God promises to transform your heart through Scripture, not people’s thoughts about Scripture.
God told Jeremiah that his Word is “like fire… and like a hammer that breaks the rock in pieces” (Jer 23:29). According to the author to the Hebrews, God’s written Word is “living and active,” “piercing,” and “discerning” (Heb 4:13). It is “the sacred writings” that have the power “to make you wise for salvation,” and that are “profitable…that the man of God may be complete, equipped for every good work” (2 Tim 3:15–17). Paul described “the Word of God” to the Thessalonian believers as being “at work in you believers” (1 Thess 2:13).
I’m not saying that God can’t use the thoughts of any human author to impact your life—he might do that! But God has promised to do that through his Word as you engage with it.

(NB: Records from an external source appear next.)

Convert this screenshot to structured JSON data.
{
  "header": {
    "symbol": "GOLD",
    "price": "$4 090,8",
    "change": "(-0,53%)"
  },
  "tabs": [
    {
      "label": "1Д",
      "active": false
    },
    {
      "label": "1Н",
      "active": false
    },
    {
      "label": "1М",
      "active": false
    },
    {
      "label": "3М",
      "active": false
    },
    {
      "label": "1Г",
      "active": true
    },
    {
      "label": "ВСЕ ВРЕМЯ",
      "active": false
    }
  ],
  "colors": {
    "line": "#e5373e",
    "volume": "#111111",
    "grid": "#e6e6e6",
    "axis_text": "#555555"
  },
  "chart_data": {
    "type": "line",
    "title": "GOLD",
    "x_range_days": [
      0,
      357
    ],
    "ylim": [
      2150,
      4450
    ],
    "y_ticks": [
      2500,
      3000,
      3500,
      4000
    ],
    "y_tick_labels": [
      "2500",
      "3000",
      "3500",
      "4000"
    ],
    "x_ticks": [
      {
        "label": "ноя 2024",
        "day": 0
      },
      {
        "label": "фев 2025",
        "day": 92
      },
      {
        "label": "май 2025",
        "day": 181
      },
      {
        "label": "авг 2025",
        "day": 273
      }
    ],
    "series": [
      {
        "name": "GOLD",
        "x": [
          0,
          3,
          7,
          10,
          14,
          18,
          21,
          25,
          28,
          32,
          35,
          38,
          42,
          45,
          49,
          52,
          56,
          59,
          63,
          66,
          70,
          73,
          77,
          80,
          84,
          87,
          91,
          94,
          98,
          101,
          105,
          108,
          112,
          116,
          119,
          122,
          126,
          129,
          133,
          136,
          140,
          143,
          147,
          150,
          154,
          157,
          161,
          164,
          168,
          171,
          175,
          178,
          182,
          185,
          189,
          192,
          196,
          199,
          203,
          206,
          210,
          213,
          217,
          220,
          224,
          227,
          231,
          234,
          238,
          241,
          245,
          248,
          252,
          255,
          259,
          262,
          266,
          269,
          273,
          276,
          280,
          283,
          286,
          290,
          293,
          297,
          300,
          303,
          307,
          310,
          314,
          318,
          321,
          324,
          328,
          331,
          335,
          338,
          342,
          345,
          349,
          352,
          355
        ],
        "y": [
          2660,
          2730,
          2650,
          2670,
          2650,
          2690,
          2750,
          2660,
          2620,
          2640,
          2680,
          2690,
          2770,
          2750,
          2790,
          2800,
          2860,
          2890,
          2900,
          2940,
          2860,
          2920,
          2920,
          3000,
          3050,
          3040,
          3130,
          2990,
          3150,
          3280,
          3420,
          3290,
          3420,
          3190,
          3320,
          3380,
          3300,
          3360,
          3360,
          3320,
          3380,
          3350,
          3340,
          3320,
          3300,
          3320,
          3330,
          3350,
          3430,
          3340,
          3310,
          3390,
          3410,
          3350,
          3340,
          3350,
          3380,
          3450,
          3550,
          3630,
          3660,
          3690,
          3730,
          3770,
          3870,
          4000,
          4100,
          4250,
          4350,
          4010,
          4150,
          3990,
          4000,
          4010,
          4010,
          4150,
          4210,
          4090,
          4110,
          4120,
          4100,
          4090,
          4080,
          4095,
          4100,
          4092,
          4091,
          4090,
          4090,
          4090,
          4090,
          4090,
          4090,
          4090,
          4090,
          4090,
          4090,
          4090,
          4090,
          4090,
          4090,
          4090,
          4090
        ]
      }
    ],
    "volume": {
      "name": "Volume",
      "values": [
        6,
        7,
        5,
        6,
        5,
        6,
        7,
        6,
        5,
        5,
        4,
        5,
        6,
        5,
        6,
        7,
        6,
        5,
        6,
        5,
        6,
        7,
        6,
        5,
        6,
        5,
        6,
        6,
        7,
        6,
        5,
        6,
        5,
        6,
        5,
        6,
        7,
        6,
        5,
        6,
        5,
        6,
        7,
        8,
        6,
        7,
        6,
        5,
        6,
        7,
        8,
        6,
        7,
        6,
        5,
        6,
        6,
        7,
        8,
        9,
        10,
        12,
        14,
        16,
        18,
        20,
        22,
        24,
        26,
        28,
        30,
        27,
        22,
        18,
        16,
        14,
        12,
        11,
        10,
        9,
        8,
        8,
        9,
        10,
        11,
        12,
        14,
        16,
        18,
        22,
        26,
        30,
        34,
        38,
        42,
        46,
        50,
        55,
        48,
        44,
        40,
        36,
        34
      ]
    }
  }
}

Nor am I saying that your encounters with God in his Word can only take place in your personal Bible reading and not in a church service. God has given us teachers in the church to whom we must listen. And I’m definitely not telling you that God will only work in your heart when you are reading a physical Bible, and not when the Spirit brings what you’ve read to your memory. God wants us to hide his Word in our hearts, so his Spirit can lead us through it during the day.
What I’m trying to help you avoid is the danger of neglecting your Bible for books about the Bible.
Beliefs and convictions will more tightly grip your heart when you’ve dug them up from their Source.
Of course, many of our beliefs about the Bible are mediated through others, and this is how it should be. Paul told Timothy to “continue in what you have learned and have firmly believed, knowing from whom you learned it” (2 Tim 3:14). He learned the Bible at the knees of his mother and grandmother (2 Tim 1:5), and through his mentor, Paul (2 Tim 3:10). I’m not fighting against this beautiful gift, but against our (my!) tendency to be lazy when I read the Bible.
You will treasure the truth of Scripture more deeply if you had to work for it, rather than having it handed to you gift-wrapped with a shiny bow on top. John Piper calls people who let commentators do the hard work of struggling with a difficult text “second-handers.” Listen to him describe the importance of spending time looking at the Book:
Don’t be a second-hander. Don’t be a weak, unconvincing preacher or parent. Remember Piper’s words:
If you are so antsy to find out what somebody else said about this text, so that you will not spend ten minutes… looking at the book, the payoff for you is going to be very small all your life.
You will be rewarded with the joy of discovering biblical truth on your own.
Of course, you never discover biblical truth “on your own,” apart from the illumination of the Spirit. But there is no joy like seeing the glory of God in a Bible verse where you never saw it before. There is no happiness like tasting the sweetness of Christ through a verse or a line of Scripture when God opens your understanding through his appointed means of diligent study (leaving aside the joy of sharing that understanding with others). Don’t rob yourself of this New Covenant delight!
This is the covenant that I will make with the house of Israel after those days, declares the Lord: ... No longer shall each one teach his neighbor and each his brother, saying, ‘Know the Lord,’ for they shall all know me, from the least of them to the greatest, declares the Lord. For I will forgive their iniquity, and I will remember their sin no more.